Writing OpenType shaping rules is hard. Writing OpenType shaping rules for advanced (complex) scripts is harder. Writing OpenType shaping rules without causing any undesired ligature formations is even harder.
Background
The shaping rules for SMC fonts abiding v2 of Malayalam OpenType specification (mlm2
script tag) were written and polished in large part by me over many years, fixing shaping errors and undesired ligature formations. It still left some hard to fix bugs. Driven by the desire to fix such difficult bugs in RIT fonts and the copyright fiasco, I have set out to write a simplified OpenType shaping rules for Malayalam from scratch. Two major references helped in that quest: (1) a radically different approach I have tried few years ago but failed with mlym
script tag (aka Windows XP era shaping); (2) a manuscript by R. Chithrajakumar of Rachana Aksharavedi who culled and compiled the ‘definitive character set’ for Malayalam script. The idea of ‘definitive character set’ is that it contains all the valid characters in a script and it doesn’t contain any (invalid) characters not in the script. By the definition; I wanted to create the new shaping rules in such a way that it does not generate any invalid characters (for e.g. with a detached u-kar). In short: it shouldn’t be possible to accidentally generate broken reformed orthography forms.
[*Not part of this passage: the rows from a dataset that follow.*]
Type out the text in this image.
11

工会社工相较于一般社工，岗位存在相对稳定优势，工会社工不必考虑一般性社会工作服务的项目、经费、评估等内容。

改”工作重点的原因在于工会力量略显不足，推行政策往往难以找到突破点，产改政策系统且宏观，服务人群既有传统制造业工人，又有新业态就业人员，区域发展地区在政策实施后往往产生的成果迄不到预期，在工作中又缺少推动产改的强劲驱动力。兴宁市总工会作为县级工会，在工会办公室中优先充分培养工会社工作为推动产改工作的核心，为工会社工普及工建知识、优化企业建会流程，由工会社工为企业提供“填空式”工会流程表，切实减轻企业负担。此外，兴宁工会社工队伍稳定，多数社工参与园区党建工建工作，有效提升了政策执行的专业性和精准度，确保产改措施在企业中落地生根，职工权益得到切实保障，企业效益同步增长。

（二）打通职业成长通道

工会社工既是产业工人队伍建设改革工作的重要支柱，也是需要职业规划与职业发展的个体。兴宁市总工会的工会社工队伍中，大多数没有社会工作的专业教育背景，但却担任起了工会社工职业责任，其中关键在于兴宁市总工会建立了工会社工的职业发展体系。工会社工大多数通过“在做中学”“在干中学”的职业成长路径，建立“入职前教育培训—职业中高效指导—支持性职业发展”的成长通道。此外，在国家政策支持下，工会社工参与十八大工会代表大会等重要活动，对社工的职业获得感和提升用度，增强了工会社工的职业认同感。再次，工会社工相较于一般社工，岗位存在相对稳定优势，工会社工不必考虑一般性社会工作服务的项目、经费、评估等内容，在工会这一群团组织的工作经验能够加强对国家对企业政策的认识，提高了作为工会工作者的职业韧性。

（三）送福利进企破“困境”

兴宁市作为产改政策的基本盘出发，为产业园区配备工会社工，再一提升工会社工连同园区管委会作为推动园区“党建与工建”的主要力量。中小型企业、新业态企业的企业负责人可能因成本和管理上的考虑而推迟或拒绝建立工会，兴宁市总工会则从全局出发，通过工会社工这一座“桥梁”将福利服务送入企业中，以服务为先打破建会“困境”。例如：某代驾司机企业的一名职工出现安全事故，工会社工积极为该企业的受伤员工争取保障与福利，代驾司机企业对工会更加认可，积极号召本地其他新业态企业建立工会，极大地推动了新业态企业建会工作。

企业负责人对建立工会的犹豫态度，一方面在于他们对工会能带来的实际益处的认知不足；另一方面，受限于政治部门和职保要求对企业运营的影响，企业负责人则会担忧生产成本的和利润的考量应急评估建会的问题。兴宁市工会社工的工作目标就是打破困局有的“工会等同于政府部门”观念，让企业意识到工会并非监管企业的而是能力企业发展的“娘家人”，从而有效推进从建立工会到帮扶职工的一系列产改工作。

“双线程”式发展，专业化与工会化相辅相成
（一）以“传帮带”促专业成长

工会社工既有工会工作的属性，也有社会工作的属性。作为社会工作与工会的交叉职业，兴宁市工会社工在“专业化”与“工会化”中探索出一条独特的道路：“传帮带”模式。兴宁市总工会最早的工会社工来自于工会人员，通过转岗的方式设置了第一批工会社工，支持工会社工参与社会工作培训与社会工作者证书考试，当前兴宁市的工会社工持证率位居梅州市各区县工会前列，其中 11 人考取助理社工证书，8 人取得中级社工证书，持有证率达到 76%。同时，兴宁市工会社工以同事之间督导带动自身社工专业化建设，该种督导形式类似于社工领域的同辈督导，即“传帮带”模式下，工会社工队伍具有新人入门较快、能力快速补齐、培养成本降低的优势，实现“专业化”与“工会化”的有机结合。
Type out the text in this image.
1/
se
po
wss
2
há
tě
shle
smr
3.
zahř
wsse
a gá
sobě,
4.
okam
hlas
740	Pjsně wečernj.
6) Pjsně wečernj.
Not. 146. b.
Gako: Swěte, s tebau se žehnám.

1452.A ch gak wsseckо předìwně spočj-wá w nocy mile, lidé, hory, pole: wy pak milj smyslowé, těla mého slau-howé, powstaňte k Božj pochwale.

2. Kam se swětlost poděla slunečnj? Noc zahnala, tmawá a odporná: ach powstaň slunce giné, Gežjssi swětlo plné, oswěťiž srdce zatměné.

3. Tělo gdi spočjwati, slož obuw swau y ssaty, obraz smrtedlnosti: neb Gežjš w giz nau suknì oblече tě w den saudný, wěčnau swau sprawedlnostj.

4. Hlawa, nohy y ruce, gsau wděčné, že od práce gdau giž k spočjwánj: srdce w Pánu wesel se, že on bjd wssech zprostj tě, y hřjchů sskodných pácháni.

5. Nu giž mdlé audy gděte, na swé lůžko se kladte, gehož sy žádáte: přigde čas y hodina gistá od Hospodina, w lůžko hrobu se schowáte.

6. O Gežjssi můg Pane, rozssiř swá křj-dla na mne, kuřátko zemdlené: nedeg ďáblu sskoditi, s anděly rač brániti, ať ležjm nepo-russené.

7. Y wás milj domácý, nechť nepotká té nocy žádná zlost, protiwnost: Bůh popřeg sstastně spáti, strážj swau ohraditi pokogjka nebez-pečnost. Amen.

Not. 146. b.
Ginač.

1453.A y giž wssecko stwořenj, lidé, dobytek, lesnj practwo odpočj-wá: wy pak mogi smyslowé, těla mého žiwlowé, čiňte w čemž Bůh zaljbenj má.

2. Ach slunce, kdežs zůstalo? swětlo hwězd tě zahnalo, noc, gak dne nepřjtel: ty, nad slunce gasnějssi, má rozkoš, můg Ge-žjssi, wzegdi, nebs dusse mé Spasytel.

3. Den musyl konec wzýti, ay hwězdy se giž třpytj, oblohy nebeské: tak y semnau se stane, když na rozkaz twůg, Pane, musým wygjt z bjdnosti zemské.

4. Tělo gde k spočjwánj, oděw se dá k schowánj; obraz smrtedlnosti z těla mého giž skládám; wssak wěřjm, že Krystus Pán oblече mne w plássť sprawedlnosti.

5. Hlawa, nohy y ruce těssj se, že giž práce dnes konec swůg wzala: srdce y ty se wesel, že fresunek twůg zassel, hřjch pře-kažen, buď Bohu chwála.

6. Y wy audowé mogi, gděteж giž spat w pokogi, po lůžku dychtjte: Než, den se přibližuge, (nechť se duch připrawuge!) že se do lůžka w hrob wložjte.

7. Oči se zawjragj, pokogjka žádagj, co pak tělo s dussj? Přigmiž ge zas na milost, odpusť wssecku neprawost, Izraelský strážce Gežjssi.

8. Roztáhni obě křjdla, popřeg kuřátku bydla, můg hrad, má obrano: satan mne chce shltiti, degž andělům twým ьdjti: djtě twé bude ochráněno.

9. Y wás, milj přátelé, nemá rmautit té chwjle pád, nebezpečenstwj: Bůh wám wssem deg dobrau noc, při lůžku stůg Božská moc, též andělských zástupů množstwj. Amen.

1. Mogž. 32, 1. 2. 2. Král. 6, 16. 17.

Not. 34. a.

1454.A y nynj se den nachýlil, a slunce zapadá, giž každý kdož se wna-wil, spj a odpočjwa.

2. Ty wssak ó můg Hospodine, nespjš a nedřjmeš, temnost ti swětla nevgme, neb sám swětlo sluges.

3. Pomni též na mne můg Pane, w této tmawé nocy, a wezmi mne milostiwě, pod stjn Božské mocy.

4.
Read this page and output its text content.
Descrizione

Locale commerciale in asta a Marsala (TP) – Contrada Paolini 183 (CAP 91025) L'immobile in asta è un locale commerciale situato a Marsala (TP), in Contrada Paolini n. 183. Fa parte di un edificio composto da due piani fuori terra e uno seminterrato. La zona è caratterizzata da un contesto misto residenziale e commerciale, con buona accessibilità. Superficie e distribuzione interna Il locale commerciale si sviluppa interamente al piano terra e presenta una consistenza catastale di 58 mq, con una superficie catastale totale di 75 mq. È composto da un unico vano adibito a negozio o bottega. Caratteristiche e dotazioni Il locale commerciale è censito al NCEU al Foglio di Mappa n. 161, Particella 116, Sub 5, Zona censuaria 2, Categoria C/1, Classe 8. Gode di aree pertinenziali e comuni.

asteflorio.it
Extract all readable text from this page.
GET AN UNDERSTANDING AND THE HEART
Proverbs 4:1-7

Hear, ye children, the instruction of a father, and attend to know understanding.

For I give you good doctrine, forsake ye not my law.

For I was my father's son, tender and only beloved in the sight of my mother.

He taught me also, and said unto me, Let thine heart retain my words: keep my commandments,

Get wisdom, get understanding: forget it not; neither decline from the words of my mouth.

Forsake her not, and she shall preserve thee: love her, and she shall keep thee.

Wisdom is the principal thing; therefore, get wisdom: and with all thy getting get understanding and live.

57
“Simplify, simplify, simplify!”
Henry David Thoreau
It is my opinion that a lot of complexity in the Malayalam shaping comes from Indic OpenType shaping specification largely following Devanagari, which in turn was adapted from ISCII, which has (in my limited understanding) its root in component-wise metal type design of ligature glyphs. Many half
, postbase
and other shaping rules have their lineage there. I have also heard similar concerns about complexity expressed by others, including Behdad Esfahbod, FreeFont maintainer et al.
Implementation
As K.H. Hussain once rightly noted, the shaping rules were creating many undesired/unnecessary ligature glyphs by default, and additional shaping rules (complex contextual lookups) are written to avoid/undo those. A better, alternate approach would be: simply don’t generate undesired ligatures in the first place.
“Invert, always invert.”
Carl Gustav Jacob Jacobi
Around December 2019, I set out to write a definitive set of OpenType shaping rules for traditional script set of Malayalam. Instead of relying on many different lookup types such as pref
, pstf
, blwf
, pres
, psts
and myriad of complex contextual substitutions, the only type of lookup required was akhn
— because the definitive character set contains all ligatures of Malayalm and those glyphs are designed in the font as a single glyph — no component based design.
The draft rules were written in tandem with RIT-Rachana redesign effort and tested against different shaping engines such as HarfBuzz, Allsorts, XeTeX, LuaHBTeX and DirectWrite/Uniscribe for Windows. Windows, being Windows (also being maintainers of OpenType specification), indeed did not work as expected adhering to the specification. Windows implementation clearly special cased the pstf
forms of യ (Ya, 0D2F
) and വ (Va, 0D35
) [update Mar-2023: both Uniscribe & HarfBuzz are right to insist pstf
form for ya/va signs, as they do not conjoin with base glyph and to reorder left-matras such as െ etc. correctly *before* the base glyph, akhn
cannot work]. To make single set of shaping rules work with all these shaping engines, the draft rules were slightly amended, et voila — it worked in all applications and OSen that use any of these shaping engines. It was decided to drop support for mlym
script which was deprecated many years ago and support only mlm2
specification which fixed many irreparable shortcomings of mlym
. One notable shaping engine which doesn’t work with these rules is Adobe text engine (Lipika?), but they have recently switched to HarfBuzz. That covers all major typesetting applications.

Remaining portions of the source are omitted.